A tragedy is unfolding in our community. One young, promising life has ended; another young man seriously wounded and other individuals traumatized by fear and bloodshed.
The effect of this violent incident goes beyond the members of the two families directly involved. All involved have friends and people who love and care for them.
There has been an understandable outpouring of emotion in the Tweets, blogs and other postings concerning this tragedy. We are a community and, as such, it is natural to come together in efforts to comfort one another. Do not make this tragedy worse than it already is by dividing into racial or cultural camps.
It is not our place to investigate, speculate, conclude or judge any of the participants. We have a professional police department, prosecutor’s office, public defenders and court system to do that. We demonstrate our confidence in them and the system by letting them do their jobs.
Our job as a community is to comfort and lift one another to a higher and nobler life. If our neighbor is ill or suffers a family emergency, don’t we offer to mow the lawn or take dinner over? We live in a community because for the vast majority of us, the quality of life is better together than alone.
The danger comes when we give in to our baser instincts and let fear and intolerance direct our actions. I can tell you that by every standard of measurement, any two human beings on this planet have more similarities than differences. Be that measure genetics or the human desire for life, liberty and the pursuit of happiness, we have few real differences. Yet, we humans are skilled at dividing ourselves into categories.

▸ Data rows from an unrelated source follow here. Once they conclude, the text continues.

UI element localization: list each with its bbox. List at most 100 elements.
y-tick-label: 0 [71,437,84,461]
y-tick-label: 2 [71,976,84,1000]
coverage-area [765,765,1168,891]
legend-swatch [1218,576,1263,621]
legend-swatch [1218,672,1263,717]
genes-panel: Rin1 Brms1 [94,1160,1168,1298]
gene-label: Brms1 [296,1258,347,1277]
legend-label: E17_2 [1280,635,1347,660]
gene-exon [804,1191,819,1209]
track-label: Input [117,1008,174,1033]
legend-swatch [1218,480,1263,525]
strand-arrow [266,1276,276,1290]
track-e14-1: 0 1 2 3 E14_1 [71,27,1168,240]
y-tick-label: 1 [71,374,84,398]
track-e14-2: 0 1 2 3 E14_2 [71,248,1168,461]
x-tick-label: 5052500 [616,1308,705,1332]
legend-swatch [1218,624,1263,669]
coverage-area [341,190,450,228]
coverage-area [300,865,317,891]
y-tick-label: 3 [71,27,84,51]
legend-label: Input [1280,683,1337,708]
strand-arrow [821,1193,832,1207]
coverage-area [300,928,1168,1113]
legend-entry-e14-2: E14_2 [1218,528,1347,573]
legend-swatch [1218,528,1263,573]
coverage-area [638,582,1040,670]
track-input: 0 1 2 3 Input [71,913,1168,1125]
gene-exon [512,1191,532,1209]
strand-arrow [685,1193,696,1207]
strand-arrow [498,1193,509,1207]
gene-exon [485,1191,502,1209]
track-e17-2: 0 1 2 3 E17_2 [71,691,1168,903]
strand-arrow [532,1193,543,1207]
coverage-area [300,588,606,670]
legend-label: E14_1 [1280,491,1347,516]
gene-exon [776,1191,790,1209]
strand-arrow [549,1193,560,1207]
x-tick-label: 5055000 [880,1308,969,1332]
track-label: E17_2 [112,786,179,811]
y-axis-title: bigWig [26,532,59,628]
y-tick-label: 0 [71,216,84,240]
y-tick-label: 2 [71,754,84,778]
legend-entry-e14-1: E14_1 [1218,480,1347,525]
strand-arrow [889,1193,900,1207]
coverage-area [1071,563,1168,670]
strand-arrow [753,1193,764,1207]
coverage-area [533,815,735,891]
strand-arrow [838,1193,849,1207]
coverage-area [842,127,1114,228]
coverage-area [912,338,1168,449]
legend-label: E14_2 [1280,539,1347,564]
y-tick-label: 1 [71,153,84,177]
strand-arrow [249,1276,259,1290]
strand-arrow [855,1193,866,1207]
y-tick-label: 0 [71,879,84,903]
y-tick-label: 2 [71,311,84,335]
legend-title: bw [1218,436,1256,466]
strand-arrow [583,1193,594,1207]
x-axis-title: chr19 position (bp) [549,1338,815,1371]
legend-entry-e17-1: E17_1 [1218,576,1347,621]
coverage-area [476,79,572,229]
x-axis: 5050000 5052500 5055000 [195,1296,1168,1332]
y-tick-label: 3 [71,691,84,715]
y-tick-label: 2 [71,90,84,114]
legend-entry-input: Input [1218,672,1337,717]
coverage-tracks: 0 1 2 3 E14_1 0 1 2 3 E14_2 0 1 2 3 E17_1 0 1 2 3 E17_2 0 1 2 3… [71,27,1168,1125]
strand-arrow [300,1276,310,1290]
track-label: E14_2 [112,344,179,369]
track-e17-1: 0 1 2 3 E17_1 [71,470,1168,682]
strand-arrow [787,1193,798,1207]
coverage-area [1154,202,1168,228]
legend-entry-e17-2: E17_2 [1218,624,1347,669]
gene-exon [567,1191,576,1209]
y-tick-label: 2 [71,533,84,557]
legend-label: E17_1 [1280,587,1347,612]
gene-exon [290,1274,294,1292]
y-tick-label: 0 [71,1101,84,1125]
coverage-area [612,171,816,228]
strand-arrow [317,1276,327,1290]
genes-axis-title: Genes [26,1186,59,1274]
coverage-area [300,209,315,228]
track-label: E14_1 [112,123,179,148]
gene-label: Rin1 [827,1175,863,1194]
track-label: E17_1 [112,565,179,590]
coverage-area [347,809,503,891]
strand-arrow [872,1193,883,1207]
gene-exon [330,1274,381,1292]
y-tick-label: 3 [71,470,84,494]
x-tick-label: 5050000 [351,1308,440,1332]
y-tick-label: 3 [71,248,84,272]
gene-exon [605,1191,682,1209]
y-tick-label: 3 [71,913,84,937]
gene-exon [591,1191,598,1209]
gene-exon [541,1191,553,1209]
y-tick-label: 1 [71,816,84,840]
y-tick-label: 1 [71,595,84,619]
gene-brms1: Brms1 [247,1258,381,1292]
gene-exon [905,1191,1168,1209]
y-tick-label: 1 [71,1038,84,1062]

Under stress, it is all too easy to magnify our miniscule differences into us versus them. Fear those who are different. Exclude, shun and shut out that which we fear. Fortunately, we have a brain, and this type of fear can be overcome through education, understanding and love. This process promotes tolerance.
The words of the Rev. Martin Luther King Jr. are appropriate and need to be applied in our community at this time:
“Violence in immoral because it thrives on hatred rather than love. Violence is impractical because it is a descending spiral ending in destruction for all. It is immoral because it seeks to humiliate the opponent rather than win his understanding; it seeks to annihilate rather than convert. Violence ends up defeating itself. It creates bitterness in the survivors and brutality in the destroyers.”
My prayer is that this tragic, violent incident does not become the starting point of a heartbreaking feud in the middle of our community. Rather, let it serve as a starting point for tolerance, understanding, forgiveness and love. Do you have the courage?